C’era molta attesa per il discorso del presidente della Fed, Jerome Powell, al simposio di Jackson Hole.
Il capo della banca centrale americana ha sottolineato che la priorità è ridurre l’inflazione, facendo intendere che il ripristino della stabilità dei prezzi potrebbe richiedere il mantenimento dei tassi di interesse in un territorio restrittivo per un periodo prolungato.
Powell ha ammesso che la riduzione dell’inflazione richiederà un periodo prolungato di crescita al di sotto del trend, ma il mancato ripristino della stabilità dei prezzi significherebbe un dolore molto maggiore (ieri gli USA sono entrati ufficialmente in recessione tecnica).
Nel frattempo, l’indicatore di inflazione preferito dalla Federal Reserve, l’indice dei prezzi PCE core, è risultato inferiore alle aspettative (0,1% sul mese). Questo conferma l’impressione ricavata dai recenti dati CPI, che indicavano un forte rallentamento dell’inflazione.
Inoltre, la spesa personale ha sorpreso le aspettative del mercato al ribasso, aggravando i timori di un rallentamento economico.
Le dichiarazioni di Powell indirizzano verso un altro aumento insolitamente ampio nella prossima riunione (anche se tutto dipenderà dai dati in arrivo), raffreddano le aspettative di una FED meno aggressiva in futuro e riducono le speranze che ci possano essere tagli ai tassi nel 2023.
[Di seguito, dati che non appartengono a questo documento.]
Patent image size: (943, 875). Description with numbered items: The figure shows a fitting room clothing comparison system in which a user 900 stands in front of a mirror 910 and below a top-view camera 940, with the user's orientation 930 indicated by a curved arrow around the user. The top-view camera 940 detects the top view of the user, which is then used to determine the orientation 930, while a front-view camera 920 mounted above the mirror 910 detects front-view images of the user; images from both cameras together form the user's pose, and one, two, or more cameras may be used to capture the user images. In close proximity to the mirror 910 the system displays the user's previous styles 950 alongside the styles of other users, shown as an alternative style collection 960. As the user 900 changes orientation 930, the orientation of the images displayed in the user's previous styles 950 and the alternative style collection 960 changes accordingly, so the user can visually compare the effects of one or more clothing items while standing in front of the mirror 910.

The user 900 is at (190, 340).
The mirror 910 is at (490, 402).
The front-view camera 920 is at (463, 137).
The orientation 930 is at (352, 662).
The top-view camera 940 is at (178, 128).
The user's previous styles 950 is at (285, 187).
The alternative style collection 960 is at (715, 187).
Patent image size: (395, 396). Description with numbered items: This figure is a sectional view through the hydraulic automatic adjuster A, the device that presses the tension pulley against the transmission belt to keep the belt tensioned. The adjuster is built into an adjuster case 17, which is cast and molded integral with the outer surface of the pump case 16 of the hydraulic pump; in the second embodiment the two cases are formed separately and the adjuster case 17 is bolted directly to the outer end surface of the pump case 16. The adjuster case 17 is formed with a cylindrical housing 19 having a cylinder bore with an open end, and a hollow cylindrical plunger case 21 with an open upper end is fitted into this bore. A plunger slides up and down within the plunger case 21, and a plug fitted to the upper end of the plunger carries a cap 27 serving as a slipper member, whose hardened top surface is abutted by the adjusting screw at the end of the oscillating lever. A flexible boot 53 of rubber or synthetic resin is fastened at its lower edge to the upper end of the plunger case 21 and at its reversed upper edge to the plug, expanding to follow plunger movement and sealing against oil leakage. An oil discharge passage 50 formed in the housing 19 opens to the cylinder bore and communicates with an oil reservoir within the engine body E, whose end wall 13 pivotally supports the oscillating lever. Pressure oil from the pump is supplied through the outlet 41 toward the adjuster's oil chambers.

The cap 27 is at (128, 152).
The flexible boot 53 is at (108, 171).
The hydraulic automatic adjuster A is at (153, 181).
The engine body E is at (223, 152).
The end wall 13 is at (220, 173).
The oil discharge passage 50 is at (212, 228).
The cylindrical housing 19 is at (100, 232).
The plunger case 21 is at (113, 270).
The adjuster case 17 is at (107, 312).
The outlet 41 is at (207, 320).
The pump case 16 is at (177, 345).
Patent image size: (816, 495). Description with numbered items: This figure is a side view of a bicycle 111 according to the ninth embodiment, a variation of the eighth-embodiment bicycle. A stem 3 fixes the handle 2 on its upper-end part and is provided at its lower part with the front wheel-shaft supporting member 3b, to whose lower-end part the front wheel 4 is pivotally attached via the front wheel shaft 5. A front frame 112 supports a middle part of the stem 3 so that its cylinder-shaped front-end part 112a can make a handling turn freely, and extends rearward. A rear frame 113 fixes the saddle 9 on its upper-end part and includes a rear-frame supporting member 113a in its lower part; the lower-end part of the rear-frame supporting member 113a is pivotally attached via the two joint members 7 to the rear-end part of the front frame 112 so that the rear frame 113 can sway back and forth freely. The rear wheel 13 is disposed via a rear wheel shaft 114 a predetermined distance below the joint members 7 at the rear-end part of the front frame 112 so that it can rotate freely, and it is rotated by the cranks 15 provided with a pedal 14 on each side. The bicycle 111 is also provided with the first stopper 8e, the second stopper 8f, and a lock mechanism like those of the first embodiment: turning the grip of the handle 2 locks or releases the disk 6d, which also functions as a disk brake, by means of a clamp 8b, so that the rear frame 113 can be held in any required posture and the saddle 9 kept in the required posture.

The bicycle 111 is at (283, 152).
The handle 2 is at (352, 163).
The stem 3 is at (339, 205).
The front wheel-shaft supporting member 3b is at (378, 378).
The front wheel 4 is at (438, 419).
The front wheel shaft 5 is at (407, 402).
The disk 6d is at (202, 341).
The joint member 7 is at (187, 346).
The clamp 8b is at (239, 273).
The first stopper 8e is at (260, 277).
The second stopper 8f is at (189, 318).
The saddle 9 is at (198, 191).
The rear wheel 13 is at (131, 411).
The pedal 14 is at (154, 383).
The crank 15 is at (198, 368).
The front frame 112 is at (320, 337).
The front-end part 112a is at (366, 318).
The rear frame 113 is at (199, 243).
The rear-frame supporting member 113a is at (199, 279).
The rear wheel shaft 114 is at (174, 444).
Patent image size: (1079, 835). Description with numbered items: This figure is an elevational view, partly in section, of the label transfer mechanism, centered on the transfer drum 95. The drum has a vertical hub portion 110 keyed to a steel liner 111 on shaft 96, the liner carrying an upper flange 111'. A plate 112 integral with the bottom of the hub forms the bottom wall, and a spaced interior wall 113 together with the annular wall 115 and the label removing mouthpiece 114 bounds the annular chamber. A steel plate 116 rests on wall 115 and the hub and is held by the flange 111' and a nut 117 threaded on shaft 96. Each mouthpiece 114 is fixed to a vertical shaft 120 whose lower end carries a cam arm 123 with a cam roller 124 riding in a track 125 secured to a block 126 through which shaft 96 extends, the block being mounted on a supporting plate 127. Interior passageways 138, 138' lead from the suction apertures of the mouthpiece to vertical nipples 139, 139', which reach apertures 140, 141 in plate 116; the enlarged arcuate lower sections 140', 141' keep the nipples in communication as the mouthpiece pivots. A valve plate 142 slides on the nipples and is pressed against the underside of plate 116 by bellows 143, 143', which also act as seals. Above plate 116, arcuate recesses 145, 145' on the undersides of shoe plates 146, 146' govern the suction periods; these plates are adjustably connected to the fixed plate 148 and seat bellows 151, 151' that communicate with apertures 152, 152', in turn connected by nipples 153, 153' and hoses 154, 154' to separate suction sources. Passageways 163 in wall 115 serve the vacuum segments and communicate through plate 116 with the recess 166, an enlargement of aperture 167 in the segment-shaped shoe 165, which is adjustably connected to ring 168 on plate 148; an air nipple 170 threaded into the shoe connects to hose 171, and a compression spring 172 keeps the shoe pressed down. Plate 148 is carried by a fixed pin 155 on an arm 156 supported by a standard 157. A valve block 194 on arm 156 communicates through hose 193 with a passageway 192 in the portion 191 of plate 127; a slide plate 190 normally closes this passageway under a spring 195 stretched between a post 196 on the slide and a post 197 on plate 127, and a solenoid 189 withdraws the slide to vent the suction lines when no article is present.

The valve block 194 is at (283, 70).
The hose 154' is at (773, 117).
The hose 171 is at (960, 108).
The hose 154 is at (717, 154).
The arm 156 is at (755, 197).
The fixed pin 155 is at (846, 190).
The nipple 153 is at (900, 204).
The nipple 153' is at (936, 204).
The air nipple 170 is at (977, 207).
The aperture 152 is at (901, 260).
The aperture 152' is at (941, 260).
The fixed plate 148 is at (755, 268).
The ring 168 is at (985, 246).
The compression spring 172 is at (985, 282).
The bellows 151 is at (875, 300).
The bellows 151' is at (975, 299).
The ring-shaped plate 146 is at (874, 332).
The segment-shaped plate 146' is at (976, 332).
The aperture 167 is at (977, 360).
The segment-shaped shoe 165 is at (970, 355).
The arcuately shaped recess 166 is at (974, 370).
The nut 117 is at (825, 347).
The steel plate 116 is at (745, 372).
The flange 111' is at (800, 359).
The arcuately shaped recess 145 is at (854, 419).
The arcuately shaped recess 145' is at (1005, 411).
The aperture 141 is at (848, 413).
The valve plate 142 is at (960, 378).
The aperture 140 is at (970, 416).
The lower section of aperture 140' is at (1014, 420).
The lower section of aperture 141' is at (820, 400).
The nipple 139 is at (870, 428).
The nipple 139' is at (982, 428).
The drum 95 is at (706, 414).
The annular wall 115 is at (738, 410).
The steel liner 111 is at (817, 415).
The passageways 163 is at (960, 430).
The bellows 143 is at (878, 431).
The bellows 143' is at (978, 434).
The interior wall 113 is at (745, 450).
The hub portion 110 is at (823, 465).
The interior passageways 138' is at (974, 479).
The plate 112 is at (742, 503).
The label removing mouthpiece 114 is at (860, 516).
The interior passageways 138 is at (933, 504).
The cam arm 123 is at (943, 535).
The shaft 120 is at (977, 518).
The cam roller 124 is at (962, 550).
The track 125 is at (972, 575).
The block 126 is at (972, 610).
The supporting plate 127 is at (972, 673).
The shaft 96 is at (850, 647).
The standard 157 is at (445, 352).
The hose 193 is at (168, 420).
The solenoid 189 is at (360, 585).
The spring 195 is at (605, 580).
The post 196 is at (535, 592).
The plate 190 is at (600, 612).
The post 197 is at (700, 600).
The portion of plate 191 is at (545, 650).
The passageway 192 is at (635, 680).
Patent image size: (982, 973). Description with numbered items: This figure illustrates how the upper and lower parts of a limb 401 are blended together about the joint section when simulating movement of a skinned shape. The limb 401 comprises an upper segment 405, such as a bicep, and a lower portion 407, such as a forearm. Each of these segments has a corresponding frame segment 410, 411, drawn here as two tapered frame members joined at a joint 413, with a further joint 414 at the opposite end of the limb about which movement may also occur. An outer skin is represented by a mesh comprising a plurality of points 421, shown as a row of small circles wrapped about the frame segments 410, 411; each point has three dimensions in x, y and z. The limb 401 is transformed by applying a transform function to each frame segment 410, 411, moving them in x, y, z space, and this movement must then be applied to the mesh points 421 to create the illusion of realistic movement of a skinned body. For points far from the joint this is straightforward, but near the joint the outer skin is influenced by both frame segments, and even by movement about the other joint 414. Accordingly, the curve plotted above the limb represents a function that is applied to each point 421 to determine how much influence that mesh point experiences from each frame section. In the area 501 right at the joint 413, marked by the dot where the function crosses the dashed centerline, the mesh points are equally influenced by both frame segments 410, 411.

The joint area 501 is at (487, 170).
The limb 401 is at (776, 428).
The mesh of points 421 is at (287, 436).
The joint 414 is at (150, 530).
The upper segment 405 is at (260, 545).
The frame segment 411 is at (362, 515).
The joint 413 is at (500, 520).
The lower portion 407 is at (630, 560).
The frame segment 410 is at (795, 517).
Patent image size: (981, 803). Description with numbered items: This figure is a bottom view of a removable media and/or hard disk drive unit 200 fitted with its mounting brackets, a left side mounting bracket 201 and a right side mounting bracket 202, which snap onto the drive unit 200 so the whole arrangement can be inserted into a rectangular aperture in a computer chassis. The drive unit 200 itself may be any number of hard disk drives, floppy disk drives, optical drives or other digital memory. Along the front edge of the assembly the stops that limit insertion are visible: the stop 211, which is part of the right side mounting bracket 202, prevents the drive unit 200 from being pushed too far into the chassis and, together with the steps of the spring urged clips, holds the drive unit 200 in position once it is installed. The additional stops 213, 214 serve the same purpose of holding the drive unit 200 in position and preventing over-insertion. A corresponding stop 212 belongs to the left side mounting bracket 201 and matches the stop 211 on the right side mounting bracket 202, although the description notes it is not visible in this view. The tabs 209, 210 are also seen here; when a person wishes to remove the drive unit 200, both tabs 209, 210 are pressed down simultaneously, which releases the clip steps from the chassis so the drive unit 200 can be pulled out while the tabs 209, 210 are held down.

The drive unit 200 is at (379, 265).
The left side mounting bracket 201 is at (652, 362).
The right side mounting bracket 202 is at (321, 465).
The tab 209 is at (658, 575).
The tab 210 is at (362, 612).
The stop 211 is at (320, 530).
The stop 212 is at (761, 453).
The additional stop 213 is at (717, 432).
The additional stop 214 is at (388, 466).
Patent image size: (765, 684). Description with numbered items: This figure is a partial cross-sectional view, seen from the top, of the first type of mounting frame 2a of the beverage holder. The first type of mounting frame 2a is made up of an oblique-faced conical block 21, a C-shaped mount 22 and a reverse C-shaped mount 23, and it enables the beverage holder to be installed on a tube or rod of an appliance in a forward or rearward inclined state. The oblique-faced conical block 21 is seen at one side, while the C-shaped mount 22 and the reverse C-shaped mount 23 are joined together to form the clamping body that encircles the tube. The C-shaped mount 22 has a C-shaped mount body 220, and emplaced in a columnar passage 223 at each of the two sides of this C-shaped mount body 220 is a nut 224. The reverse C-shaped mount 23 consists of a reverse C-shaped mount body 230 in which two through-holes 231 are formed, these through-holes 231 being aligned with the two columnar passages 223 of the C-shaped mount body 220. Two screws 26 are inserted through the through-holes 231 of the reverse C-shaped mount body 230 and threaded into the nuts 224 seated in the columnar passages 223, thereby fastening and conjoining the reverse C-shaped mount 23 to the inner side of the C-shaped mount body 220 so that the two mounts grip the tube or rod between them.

A luglio la Federal Reserve ha alzato di 75 punti base il tasso, portandolo al 2,25%-2,5%. E’ stato il quarto aumento consecutivo dei tassi, giunti al livello più alto dal 2019.
Il , che nelle ore precedenti all’intervento era sceso, ha poi riguadagnato terreno riportandosi oltre la soglia di 108. Siamo comunque distanti dal massimo ventennale di 109 toccato all’inizio della settimana.
Dopo il discorso del presidente della Fed, il rendimento dei Treasuries a 10 anni è salito al di sopra della soglia del 3%, avvicinandosi al massimo di due mesi del 3,1% toccato all’inizio della settimana.